News (USA)

Old man who threatened violence at Pride is going to jail for a long time

Guard turning keys to a jail cell
Photo: Shutterstock

A 74-year-old Long Island man has been sentenced to 30 months in federal prison for sending threatening letters to LGBTQ groups and the organizers of Pride events.

Since 2013, Robert Fehring, a retired teacher, sent 65 anonymous letters threatening to bomb events like Pride parades, shoot patrons of the Stonewall Inn, and burn the historic bar to the ground. He was arrested last December pleaded guilty to one count of mailing threatening communications in February as part of a deal with prosecutors.

“The defendant has a First Amendment right to hold bigoted beliefs; he does not have a right to threaten people based on his bigoted beliefs,” prosecutors wrote in a sentencing memo. “It is now time for the defendant to face the consequences of his hate-filled conduct.”

In December, FBI Assistant Director-in-Charge Michael J. Driscoll called Fehring’s threats “not only appalling, but dangerous, despite the fact that he hadn’t yet acted on his purported intentions.”
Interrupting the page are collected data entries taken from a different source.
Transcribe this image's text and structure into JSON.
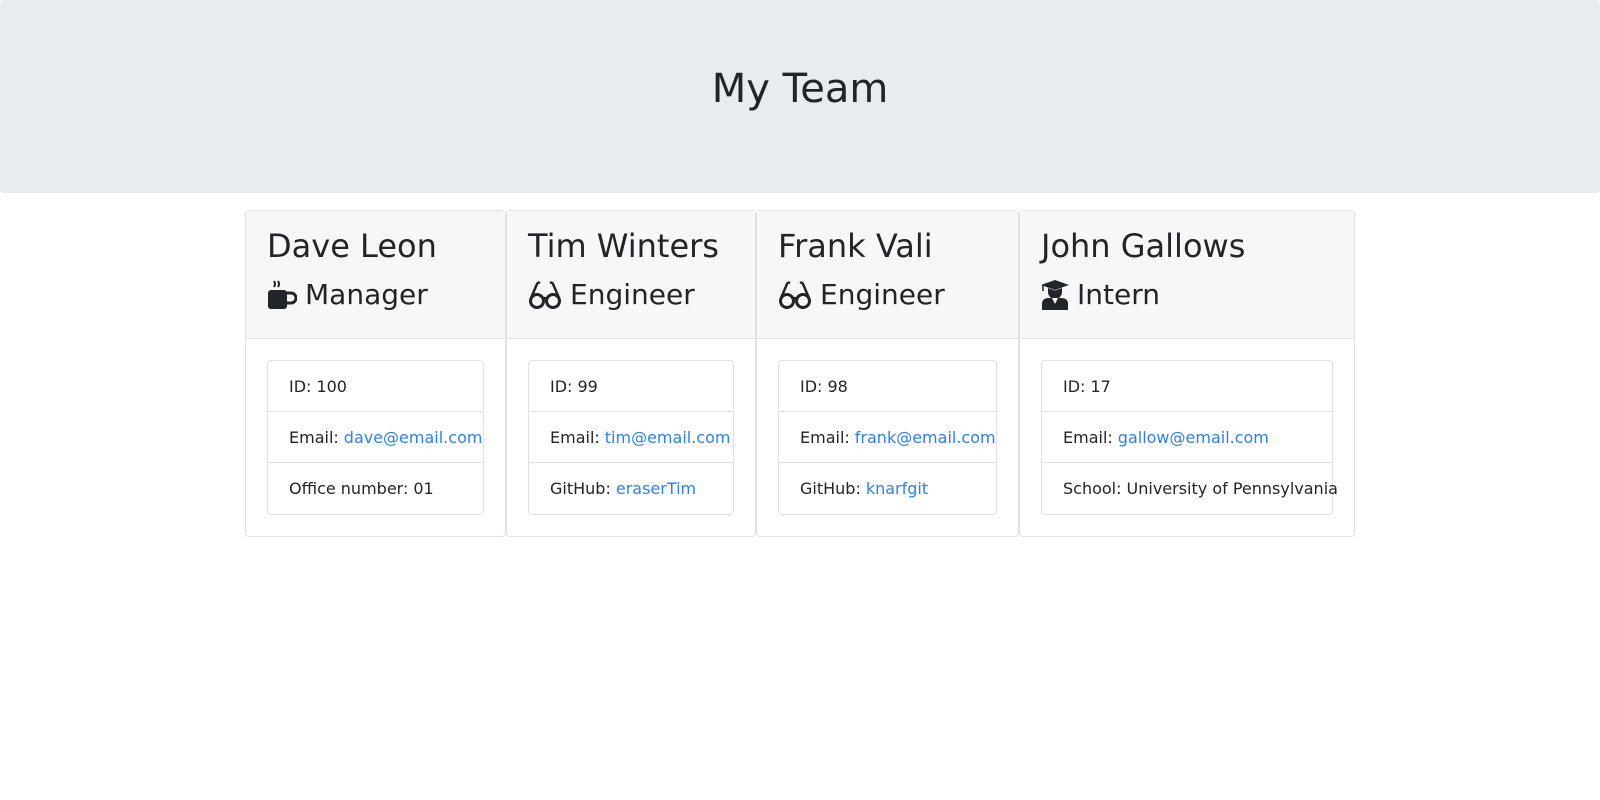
{
  "header": {
    "title": "My Team"
  },
  "colors": {
    "jumbotron_bg": "#e9ecef",
    "card_header_bg": "#f7f7f7",
    "link": "#2f80ed"
  },
  "team": [
    {
      "name": "Dave Leon",
      "role": "Manager",
      "role_icon": "coffee-mug-icon",
      "id_label": "ID:",
      "id": "100",
      "email_label": "Email:",
      "email": "dave@email.com",
      "extra_label": "Office number:",
      "extra": "01"
    },
    {
      "name": "Tim Winters",
      "role": "Engineer",
      "role_icon": "glasses-icon",
      "id_label": "ID:",
      "id": "99",
      "email_label": "Email:",
      "email": "tim@email.com",
      "extra_label": "GitHub:",
      "extra": "eraserTim"
    },
    {
      "name": "Frank Vali",
      "role": "Engineer",
      "role_icon": "glasses-icon",
      "id_label": "ID:",
      "id": "98",
      "email_label": "Email:",
      "email": "frank@email.com",
      "extra_label": "GitHub:",
      "extra": "knarfgit"
    },
    {
      "name": "John Gallows",
      "role": "Intern",
      "role_icon": "graduate-icon",
      "id_label": "ID:",
      "id": "17",
      "email_label": "Email:",
      "email": "gallow@email.com",
      "extra_label": "School:",
      "extra": "University of Pennsylvania"
    }
  ]
}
In a letter sent in May, Fehring warned of “radio-controlled devices placed at numerous strategic places, and firepower aimed at you from other strategic places. We’ve had enough!!! This will make the 2016 Orlando Pulse Nightclub shooting look like a cakewalk.”

According to the New York Daily News, FBI agents searched Fehring’s home in November and found photos of a June 2021 Pride event in East Meadow, Long Island two loaded shotguns, hundreds of rounds of ammunition, two stun guns, an American flag-patterned machete, and a stamped envelope addressed to an attorney involved in LGBTQ causes containing the remains of a dead bird.

Buzzfeed News reports that investigators also found photographs from Pride events in New York City. They say the photos were intended to further terrify Fehring’s victims. Fehring had sent photos to at least one LGBTQ rights group to prove he had been to one of their events but had failed to “get a shot off.”

“The fact that the defendant sent his threats and then appeared at the above-described locations while he was the owner of multiple firearms and ammunition is particularly serious,” prosecutors said. “He did not merely make threats but took steps to enhance the seriousness of the threats that he made.”

“Once you have been targeted because of who you are, it changes you. You have no luxury of safety – even doing the most mundane daily chores,” said David Kilmnick an activist with the LGBT Network. “From the first time I received one of his ‘anonymous’ letters [threatening] my life due to being an LGBT ‘advocate’ and fighting for the rights and safety for our community, I no longer felt safe going to get the mail, taking out the garbage and even starting my car each day.”

In a statement on Wednesday, Brooklyn U.S. Attorney Breon Peace said, “Today’s sentence makes clear that threats to kill and commit acts of violence against the LGBTQ+ community will be met with significant punishment.”